Dan Cardinal, who engineered Arc Iris’ first album, also worked on “Moon Saloon” at Dimension Sound. The group considers Cardinal an extraordinary craftsman who can intuit musicians’ quest for the right sound. “He reads our minds. He knows what we want before we tell him,” says Adams. “Plus he’s super-relaxed and works very fast.”
Since the release of Moon Saloon, Arc Iris embarked on a tour reimagining Joni Mitchell’s ‘Blue’. Whereas acoustic guitars and minimal arrangements are some of the hallmarks on Mitchell’s original recording, Arc Iris’ interpretation of the music is bold and modern. The band mixes the sounds of symphonic analogue synths, heavy drum beats, and sampling, while the iconic songs themselves are never swallowed up by the tide of these inventive arrangements.
The recent months have not been spent idle. In late 2017, Arc Iris teamed up with Guster’s lead singer, Ryan Miller to form the offshoot band, Bwahaha, and in early 2018, Arc Iris joined Kimbra on her North American tour.

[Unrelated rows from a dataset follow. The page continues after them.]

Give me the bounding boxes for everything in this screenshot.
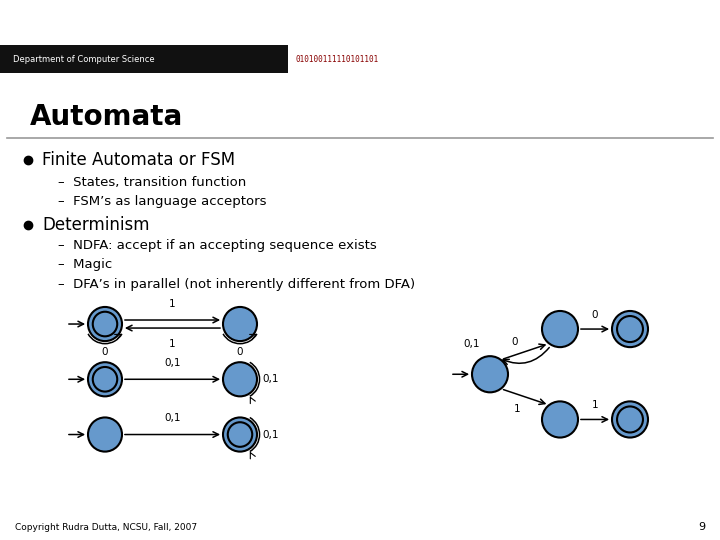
Text: 0: 0: [237, 347, 243, 357]
Text: NC STATE: NC STATE: [13, 15, 87, 29]
Text: –  Magic: – Magic: [58, 258, 112, 271]
Text: Determinism: Determinism: [42, 215, 150, 234]
Circle shape: [223, 417, 257, 451]
Text: 0,1: 0,1: [464, 339, 480, 349]
Text: 0,1: 0,1: [262, 429, 279, 440]
Circle shape: [88, 307, 122, 341]
Text: –  States, transition function: – States, transition function: [58, 176, 246, 189]
Circle shape: [612, 311, 648, 347]
Text: 1: 1: [169, 339, 176, 349]
Circle shape: [88, 417, 122, 451]
Text: 010101010101010101: 010101010101010101: [562, 55, 645, 64]
Text: 0: 0: [592, 310, 598, 320]
Text: 010100111110101101: 010100111110101101: [295, 55, 379, 64]
Text: 9: 9: [698, 522, 705, 532]
Text: 1: 1: [169, 299, 176, 309]
Text: Automata: Automata: [30, 103, 184, 131]
Circle shape: [612, 401, 648, 437]
Text: –  FSM’s as language acceptors: – FSM’s as language acceptors: [58, 195, 266, 208]
Circle shape: [542, 401, 578, 437]
Text: 0,1: 0,1: [262, 374, 279, 384]
Text: –  NDFA: accept if an accepting sequence exists: – NDFA: accept if an accepting sequence …: [58, 239, 377, 252]
Text: 0: 0: [102, 347, 108, 357]
Text: 1: 1: [592, 400, 598, 410]
Text: 1: 1: [513, 404, 521, 414]
Text: 0,1: 0,1: [164, 414, 181, 423]
Text: Copyright Rudra Dutta, NCSU, Fall, 2007: Copyright Rudra Dutta, NCSU, Fall, 2007: [15, 523, 197, 532]
Text: UNIVERSITY: UNIVERSITY: [85, 15, 171, 29]
Circle shape: [223, 307, 257, 341]
Text: –  DFA’s in parallel (not inherently different from DFA): – DFA’s in parallel (not inherently diff…: [58, 278, 415, 292]
Circle shape: [472, 356, 508, 393]
Bar: [0, 45, 288, 73]
Circle shape: [223, 362, 257, 396]
Text: 0,1: 0,1: [164, 358, 181, 368]
Circle shape: [88, 362, 122, 396]
Text: Finite Automata or FSM: Finite Automata or FSM: [42, 151, 235, 170]
Text: Department of Computer Science: Department of Computer Science: [13, 55, 155, 64]
Text: 0: 0: [512, 336, 518, 347]
Circle shape: [542, 311, 578, 347]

Arc Iris has attracted numerous fans around the world as the group’s stage performances become storied events themselves. Space domes reveal giant golden wings in flight while montages light up the backdrop with evocative images. Above all, the group’s love of music is a shared passion that comes alive with each song. As diverse as their musical interests and influences have been, the band members find avenues for producing a blend of soul-satisfying sounds that are truly their own.